Sunday, April 22, 2007
At Jim's Place, Thoreau notes the predictable result of the so-called surge, which was to suppress modestly some degree of a particular type of violence in a roughly circumscribed area, while everywhere else things continued to blow up apace, or to blow up even faster and more furiously. Then I find, via Pat Lang, that a major part of the current US tactics in Iraq is, in Lang's apt term, to remedievalize cities by quartering them off into homogeneous enclaves with 12-foot barrier walls.

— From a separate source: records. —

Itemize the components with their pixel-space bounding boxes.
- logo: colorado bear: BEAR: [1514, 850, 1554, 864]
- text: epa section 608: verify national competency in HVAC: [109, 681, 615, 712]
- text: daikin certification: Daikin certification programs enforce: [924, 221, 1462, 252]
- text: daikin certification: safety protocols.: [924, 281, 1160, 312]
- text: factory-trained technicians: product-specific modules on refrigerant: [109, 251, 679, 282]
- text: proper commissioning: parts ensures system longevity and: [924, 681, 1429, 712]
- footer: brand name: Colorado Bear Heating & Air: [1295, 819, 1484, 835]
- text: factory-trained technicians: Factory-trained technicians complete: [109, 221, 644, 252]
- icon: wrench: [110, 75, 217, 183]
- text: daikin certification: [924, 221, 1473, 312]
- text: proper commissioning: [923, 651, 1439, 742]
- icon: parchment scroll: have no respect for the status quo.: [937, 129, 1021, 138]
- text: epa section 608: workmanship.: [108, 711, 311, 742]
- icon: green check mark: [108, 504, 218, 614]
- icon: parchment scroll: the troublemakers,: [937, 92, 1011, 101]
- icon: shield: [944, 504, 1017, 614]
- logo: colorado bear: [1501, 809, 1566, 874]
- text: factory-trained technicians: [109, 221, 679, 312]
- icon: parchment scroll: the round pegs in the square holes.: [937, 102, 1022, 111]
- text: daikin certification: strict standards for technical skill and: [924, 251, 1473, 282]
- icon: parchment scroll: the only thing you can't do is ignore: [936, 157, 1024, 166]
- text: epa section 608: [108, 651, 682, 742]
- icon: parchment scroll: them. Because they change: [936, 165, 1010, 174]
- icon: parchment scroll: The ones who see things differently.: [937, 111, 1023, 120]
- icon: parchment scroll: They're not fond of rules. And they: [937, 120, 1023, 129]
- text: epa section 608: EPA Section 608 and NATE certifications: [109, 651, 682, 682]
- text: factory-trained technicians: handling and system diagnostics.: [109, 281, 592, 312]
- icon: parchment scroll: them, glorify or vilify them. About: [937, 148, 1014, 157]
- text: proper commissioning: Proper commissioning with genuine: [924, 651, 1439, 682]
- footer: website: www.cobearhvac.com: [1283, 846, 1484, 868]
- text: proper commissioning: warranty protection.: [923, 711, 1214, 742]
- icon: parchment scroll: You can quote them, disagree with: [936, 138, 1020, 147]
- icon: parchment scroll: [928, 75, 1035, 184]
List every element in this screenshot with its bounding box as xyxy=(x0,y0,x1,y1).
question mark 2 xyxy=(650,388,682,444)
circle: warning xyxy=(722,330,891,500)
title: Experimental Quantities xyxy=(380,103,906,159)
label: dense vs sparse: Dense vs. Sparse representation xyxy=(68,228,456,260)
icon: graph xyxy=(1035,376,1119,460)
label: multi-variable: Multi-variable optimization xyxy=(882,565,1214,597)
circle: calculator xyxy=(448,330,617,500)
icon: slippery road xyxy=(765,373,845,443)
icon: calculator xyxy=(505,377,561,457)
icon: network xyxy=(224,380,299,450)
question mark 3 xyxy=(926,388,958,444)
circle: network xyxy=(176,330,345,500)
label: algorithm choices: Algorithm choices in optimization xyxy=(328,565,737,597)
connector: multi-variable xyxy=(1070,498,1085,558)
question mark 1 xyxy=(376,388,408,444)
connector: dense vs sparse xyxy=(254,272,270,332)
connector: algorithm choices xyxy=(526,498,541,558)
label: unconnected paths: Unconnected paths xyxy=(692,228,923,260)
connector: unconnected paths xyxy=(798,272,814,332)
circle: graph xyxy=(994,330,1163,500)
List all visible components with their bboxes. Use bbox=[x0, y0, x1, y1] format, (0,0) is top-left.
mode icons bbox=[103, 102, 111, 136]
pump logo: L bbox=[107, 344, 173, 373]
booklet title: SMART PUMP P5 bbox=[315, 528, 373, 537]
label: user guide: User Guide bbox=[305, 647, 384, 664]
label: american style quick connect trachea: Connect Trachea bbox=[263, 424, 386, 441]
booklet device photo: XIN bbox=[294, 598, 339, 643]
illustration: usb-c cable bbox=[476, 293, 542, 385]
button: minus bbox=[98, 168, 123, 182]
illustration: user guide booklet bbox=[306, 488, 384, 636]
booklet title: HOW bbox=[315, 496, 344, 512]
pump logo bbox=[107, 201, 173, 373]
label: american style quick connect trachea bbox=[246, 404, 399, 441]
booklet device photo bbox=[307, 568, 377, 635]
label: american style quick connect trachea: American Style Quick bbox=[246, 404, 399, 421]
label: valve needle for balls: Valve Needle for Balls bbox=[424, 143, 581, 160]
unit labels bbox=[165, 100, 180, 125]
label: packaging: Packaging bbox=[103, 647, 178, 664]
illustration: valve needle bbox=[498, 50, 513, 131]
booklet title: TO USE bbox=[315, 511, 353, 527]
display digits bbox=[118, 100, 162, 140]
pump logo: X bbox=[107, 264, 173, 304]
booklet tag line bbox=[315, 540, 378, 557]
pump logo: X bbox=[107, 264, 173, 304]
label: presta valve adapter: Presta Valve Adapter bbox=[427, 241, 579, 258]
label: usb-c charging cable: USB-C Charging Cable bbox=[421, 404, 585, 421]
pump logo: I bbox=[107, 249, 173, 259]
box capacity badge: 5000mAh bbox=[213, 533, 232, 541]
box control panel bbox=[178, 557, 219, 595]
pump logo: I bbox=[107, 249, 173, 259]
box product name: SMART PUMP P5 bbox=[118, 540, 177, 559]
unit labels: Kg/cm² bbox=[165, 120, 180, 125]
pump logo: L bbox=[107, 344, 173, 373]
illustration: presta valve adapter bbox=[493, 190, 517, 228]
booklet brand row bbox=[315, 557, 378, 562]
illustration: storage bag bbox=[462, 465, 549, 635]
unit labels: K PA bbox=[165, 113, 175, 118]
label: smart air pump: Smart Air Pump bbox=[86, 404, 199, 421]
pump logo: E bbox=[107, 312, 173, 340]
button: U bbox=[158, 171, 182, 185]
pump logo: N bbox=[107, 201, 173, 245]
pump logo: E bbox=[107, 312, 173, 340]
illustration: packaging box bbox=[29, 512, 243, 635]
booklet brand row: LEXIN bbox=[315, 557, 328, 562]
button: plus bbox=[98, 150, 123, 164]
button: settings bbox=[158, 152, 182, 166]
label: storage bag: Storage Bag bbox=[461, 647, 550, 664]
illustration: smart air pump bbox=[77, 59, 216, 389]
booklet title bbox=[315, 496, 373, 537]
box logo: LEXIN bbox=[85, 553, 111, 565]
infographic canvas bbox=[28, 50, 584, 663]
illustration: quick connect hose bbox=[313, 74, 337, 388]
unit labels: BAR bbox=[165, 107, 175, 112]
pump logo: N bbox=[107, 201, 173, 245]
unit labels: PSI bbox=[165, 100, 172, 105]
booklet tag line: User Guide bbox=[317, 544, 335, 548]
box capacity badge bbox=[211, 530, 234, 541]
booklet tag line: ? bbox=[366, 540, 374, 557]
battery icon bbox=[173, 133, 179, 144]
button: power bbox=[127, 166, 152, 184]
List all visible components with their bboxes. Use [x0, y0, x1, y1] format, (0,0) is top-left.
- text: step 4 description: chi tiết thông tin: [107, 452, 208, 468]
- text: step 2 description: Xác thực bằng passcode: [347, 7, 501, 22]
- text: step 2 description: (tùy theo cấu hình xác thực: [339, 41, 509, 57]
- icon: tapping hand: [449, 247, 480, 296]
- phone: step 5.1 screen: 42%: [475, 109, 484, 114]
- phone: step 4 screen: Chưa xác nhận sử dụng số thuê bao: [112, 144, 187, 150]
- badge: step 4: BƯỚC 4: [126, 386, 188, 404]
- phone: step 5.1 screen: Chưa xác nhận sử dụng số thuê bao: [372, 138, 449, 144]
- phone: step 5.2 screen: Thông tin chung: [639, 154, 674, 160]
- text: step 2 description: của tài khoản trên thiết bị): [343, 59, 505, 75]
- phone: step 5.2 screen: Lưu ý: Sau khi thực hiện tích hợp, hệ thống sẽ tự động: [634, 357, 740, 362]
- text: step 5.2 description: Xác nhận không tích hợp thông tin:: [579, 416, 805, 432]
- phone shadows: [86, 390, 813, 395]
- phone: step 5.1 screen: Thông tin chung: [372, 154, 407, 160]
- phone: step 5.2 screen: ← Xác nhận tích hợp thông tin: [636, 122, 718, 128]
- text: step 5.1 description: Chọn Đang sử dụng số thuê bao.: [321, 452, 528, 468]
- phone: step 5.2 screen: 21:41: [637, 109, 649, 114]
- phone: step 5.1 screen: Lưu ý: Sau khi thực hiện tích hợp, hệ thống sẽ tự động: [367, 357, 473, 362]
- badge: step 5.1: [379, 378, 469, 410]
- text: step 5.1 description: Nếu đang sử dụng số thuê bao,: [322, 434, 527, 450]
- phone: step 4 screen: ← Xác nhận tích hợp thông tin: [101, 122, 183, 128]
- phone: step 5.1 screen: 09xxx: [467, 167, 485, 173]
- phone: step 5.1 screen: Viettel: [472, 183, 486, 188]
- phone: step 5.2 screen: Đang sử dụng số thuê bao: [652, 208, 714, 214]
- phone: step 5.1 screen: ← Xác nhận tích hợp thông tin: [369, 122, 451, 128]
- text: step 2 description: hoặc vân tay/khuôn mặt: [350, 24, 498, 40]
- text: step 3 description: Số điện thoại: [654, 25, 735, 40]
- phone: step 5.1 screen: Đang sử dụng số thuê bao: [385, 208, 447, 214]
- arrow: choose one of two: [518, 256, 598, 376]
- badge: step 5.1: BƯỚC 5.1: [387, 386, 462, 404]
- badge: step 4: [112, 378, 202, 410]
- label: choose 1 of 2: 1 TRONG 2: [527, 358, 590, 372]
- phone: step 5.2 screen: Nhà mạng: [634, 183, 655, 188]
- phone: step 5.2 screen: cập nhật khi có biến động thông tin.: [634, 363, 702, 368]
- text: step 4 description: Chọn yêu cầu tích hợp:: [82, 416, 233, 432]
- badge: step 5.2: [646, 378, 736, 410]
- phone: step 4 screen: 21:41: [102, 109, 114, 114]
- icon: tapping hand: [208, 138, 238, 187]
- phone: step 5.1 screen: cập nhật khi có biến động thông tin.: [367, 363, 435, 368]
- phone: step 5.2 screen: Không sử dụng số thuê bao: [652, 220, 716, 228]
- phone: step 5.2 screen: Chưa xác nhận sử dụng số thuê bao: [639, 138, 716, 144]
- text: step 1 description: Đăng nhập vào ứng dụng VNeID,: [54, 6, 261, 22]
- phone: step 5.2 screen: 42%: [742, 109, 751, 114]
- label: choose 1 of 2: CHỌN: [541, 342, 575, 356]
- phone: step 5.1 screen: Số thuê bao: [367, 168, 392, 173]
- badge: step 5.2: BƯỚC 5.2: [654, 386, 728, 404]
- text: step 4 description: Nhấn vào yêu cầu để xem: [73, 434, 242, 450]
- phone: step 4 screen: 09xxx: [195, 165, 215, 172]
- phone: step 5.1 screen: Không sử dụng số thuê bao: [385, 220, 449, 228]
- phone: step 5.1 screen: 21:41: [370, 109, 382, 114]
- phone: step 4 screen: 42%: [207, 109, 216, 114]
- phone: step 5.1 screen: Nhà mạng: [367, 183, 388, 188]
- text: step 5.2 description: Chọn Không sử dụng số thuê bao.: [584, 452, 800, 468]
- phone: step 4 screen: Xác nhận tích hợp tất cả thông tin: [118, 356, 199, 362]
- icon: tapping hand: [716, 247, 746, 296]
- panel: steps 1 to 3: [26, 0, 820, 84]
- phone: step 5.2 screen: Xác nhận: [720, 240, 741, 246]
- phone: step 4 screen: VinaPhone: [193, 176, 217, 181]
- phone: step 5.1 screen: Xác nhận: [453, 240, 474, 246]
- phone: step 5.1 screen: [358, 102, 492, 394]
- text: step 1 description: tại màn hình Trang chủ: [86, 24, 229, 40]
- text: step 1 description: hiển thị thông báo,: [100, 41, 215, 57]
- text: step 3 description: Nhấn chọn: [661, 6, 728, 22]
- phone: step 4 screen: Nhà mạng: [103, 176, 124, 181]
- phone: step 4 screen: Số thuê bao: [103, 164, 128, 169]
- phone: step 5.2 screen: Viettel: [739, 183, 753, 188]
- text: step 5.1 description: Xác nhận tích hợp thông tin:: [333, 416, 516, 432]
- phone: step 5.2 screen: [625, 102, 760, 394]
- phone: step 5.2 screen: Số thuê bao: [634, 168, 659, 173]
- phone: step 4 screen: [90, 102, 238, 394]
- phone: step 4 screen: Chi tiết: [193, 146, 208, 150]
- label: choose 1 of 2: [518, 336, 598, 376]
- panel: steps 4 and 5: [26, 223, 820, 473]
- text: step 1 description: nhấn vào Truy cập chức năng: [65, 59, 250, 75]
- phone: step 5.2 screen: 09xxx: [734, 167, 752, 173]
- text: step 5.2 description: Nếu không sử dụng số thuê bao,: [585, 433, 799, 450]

Now if any of you are still disposed to believing that the plan is to garrison American troops in Iraq for . . . forever, in order "to respond" to what our cruise-missile liberal friends refer to as "contingencies in the region" and what our soi disant conservative friends call variably but interchangeably "terrorists" or "Al Qaeda" or "Iran" or "Islamofascism," let Defense Secretary Robert Gates disabuse you of that disposition:
"Our commitment to Iraq is long-term, but it its not a commitment to having our young men and women patrolling Iraq's streets open-endedly."Gates is an interesting character in this drama. Even though he's obliged by his high rank in the current government to use words contrariwise to their meaning--what is a commitment with no fixed and final date if not "open-ended"?--he's nevertheless shown himself refreshingly, if not admirably, willing to speak much closer to the truth about our Middle-Eastern adventures than anyone else in the government. "Our commitment to Iraq is long-term" means that our commitment to Iraq is long-term.